Step 1 : Write down the coefficients of the dividend into division table. Put the zero from $ x + 3 = 0 $ ( $ x = \color{blue}{ -3 } $ ) at the left.
$$ \begin{array}{c|rrrrrr}\color{blue}{-3}&1&3&2&3&-2&1\\& & & & & & \\ \hline &&&&&& \end{array} $$Step 1 : Bring down the leading coefficient to the bottom row.
$$ \begin{array}{c|rrrrrr}-3&\color{orangered}{ 1 }&3&2&3&-2&1\\& & & & & & \\ \hline &\color{orangered}{1}&&&&& \end{array} $$Step 2 : Multiply by the number on the left, and carry the result into the next column: $ \color{blue}{ -3 } \cdot \color{blue}{ 1 } = \color{blue}{ -3 } $.
$$ \begin{array}{c|rrrrrr}\color{blue}{-3}&1&3&2&3&-2&1\\& & \color{blue}{-3} & & & & \\ \hline &\color{blue}{1}&&&&& \end{array} $$Step 3 : Add down last column: $ \color{orangered}{ 3 } + \color{orangered}{ \left( -3 \right) } = \color{orangered}{ 0 } $
$$ \begin{array}{c|rrrrrr}-3&1&\color{orangered}{ 3 }&2&3&-2&1\\& & \color{orangered}{-3} & & & & \\ \hline &1&\color{orangered}{0}&&&& \end{array} $$Step 4 : Multiply by the number on the left, and carry the result into the next column: $ \color{blue}{ -3 } \cdot \color{blue}{ 0 } = \color{blue}{ 0 } $.

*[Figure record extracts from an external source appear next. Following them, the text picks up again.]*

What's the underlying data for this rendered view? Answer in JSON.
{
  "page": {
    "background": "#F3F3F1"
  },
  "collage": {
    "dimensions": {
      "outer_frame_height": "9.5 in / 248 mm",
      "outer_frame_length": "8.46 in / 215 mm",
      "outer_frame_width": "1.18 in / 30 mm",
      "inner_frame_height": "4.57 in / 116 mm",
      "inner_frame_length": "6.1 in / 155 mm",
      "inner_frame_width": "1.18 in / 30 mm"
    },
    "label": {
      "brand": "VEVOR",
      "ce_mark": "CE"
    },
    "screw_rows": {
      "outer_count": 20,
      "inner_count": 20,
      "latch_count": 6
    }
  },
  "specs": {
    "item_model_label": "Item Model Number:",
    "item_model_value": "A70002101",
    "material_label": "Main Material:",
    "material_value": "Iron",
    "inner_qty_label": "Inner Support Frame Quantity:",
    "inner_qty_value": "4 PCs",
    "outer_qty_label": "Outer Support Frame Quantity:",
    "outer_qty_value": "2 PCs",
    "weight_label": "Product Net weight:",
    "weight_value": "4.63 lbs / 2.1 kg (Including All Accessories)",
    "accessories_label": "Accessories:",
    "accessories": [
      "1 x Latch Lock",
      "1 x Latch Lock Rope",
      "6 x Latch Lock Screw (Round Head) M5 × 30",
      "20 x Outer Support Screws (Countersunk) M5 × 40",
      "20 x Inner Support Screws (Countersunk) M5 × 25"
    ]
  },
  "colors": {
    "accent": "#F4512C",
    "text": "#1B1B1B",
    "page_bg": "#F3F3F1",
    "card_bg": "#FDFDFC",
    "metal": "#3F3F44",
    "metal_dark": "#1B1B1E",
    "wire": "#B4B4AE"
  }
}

$$ \begin{array}{c|rrrrrr}\color{blue}{-3}&1&3&2&3&-2&1\\& & -3& \color{blue}{0} & & & \\ \hline &1&\color{blue}{0}&&&& \end{array} $$Step 5 : Add down last column: $ \color{orangered}{ 2 } + \color{orangered}{ 0 } = \color{orangered}{ 2 } $
$$ \begin{array}{c|rrrrrr}-3&1&3&\color{orangered}{ 2 }&3&-2&1\\& & -3& \color{orangered}{0} & & & \\ \hline &1&0&\color{orangered}{2}&&& \end{array} $$Step 6 : Multiply by the number on the left, and carry the result into the next column: $ \color{blue}{ -3 } \cdot \color{blue}{ 2 } = \color{blue}{ -6 } $.

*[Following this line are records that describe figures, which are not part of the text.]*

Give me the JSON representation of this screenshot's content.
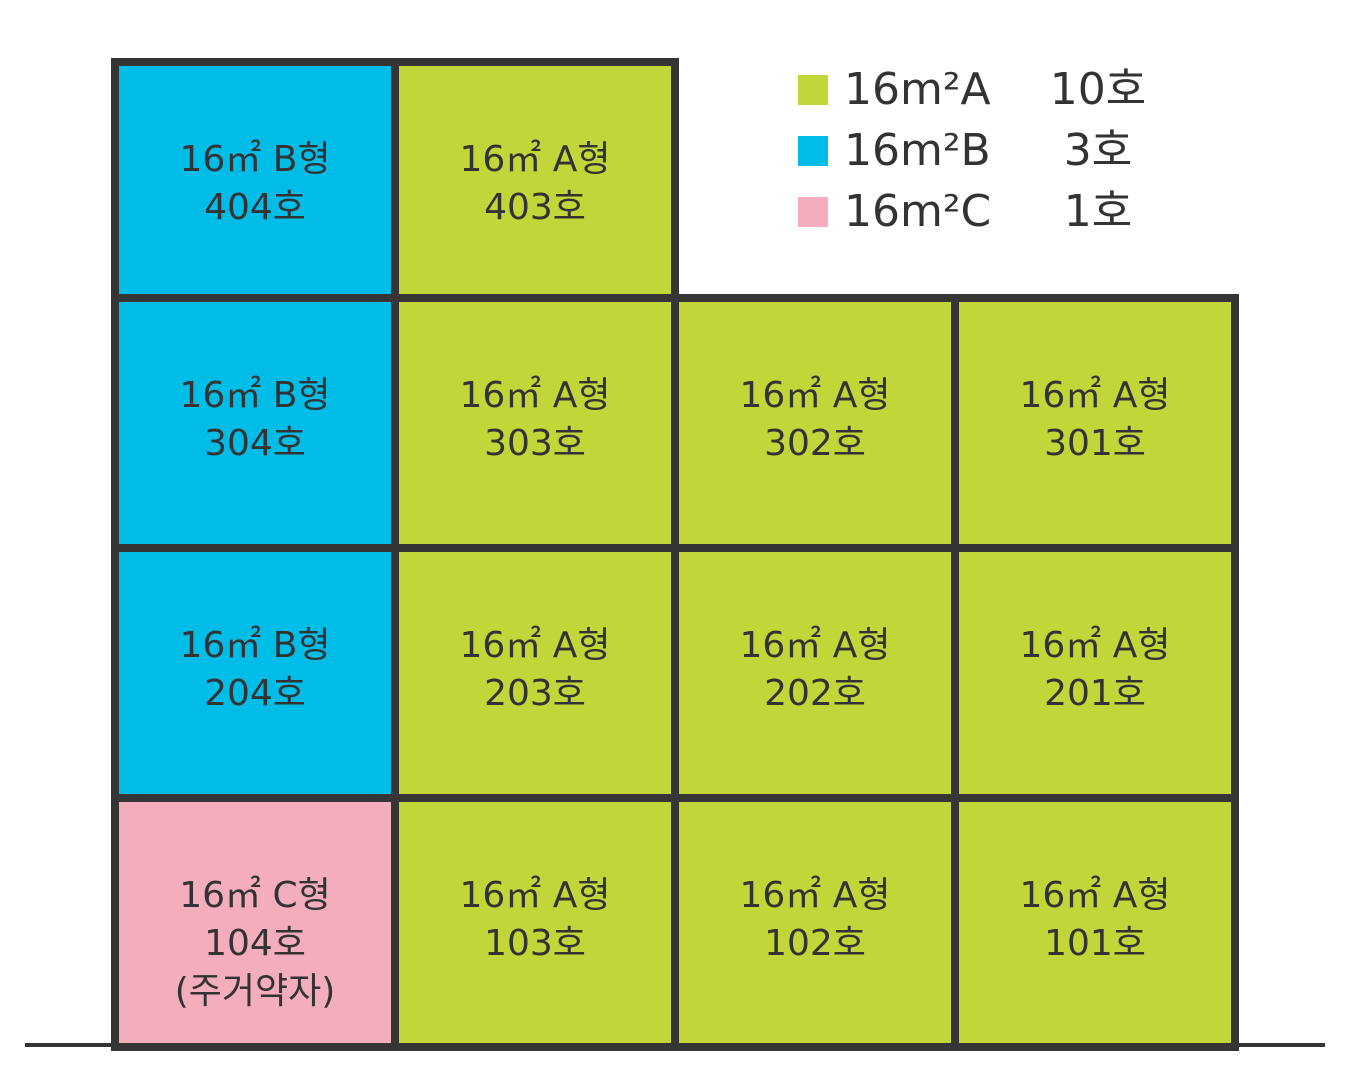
{
  "legend": [
    {
      "label": "16m²A",
      "count": "10호"
    },
    {
      "label": "16m²B",
      "count": "3호"
    },
    {
      "label": "16m²C",
      "count": "1호"
    }
  ],
  "units": [
    {
      "type": "16㎡ B형",
      "number": "404호"
    },
    {
      "type": "16㎡ A형",
      "number": "403호"
    },
    {
      "type": "16㎡ B형",
      "number": "304호"
    },
    {
      "type": "16㎡ A형",
      "number": "303호"
    },
    {
      "type": "16㎡ A형",
      "number": "302호"
    },
    {
      "type": "16㎡ A형",
      "number": "301호"
    },
    {
      "type": "16㎡ B형",
      "number": "204호"
    },
    {
      "type": "16㎡ A형",
      "number": "203호"
    },
    {
      "type": "16㎡ A형",
      "number": "202호"
    },
    {
      "type": "16㎡ A형",
      "number": "201호"
    },
    {
      "type": "16㎡ C형",
      "number": "104호",
      "note": "(주거약자)"
    },
    {
      "type": "16㎡ A형",
      "number": "103호"
    },
    {
      "type": "16㎡ A형",
      "number": "102호"
    },
    {
      "type": "16㎡ A형",
      "number": "101호"
    }
  ]
}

$$ \begin{array}{c|rrrrrr}\color{blue}{-3}&1&3&2&3&-2&1\\& & -3& 0& \color{blue}{-6} & & \\ \hline &1&0&\color{blue}{2}&&& \end{array} $$Step 7 : Add down last column: $ \color{orangered}{ 3 } + \color{orangered}{ \left( -6 \right) } = \color{orangered}{ -3 } $
$$ \begin{array}{c|rrrrrr}-3&1&3&2&\color{orangered}{ 3 }&-2&1\\& & -3& 0& \color{orangered}{-6} & & \\ \hline &1&0&2&\color{orangered}{-3}&& \end{array} $$Step 8 : Multiply by the number on the left, and carry the result into the next column: $ \color{blue}{ -3 } \cdot \color{blue}{ \left( -3 \right) } = \color{blue}{ 9 } $.

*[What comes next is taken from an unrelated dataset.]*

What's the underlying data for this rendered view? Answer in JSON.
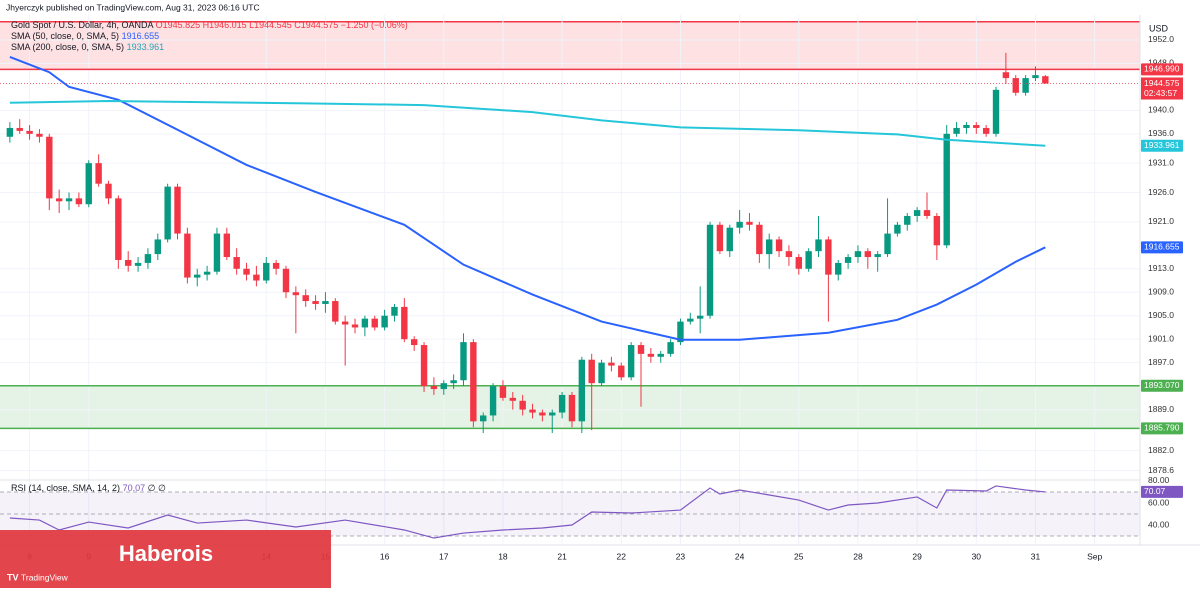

$$ \begin{array}{c|rrrrrr}\color{blue}{-3}&1&3&2&3&-2&1\\& & -3& 0& -6& \color{blue}{9} & \\ \hline &1&0&2&\color{blue}{-3}&& \end{array} $$Step 9 : Add down last column: $ \color{orangered}{ -2 } + \color{orangered}{ 9 } = \color{orangered}{ 7 } $
$$ \begin{array}{c|rrrrrr}-3&1&3&2&3&\color{orangered}{ -2 }&1\\& & -3& 0& -6& \color{orangered}{9} & \\ \hline &1&0&2&-3&\color{orangered}{7}& \end{array} $$Step 10 : Multiply by the number on the left, and carry the result into the next column: $ \color{blue}{ -3 } \cdot \color{blue}{ 7 } = \color{blue}{ -21 } $.
$$ \begin{array}{c|rrrrrr}\color{blue}{-3}&1&3&2&3&-2&1\\& & -3& 0& -6& 9& \color{blue}{-21} \\ \hline &1&0&2&-3&\color{blue}{7}& \end{array} $$Step 11 : Add down last column: $ \color{orangered}{ 1 } + \color{orangered}{ \left( -21 \right) } = \color{orangered}{ -20 } $
$$ \begin{array}{c|rrrrrr}-3&1&3&2&3&-2&\color{orangered}{ 1 }\\& & -3& 0& -6& 9& \color{orangered}{-21} \\ \hline &\color{blue}{1}&\color{blue}{0}&\color{blue}{2}&\color{blue}{-3}&\color{blue}{7}&\color{orangered}{-20} \end{array} $$Remainder is the last entry in the bottom row $ \left(\color{red}{ -20 }\right) $.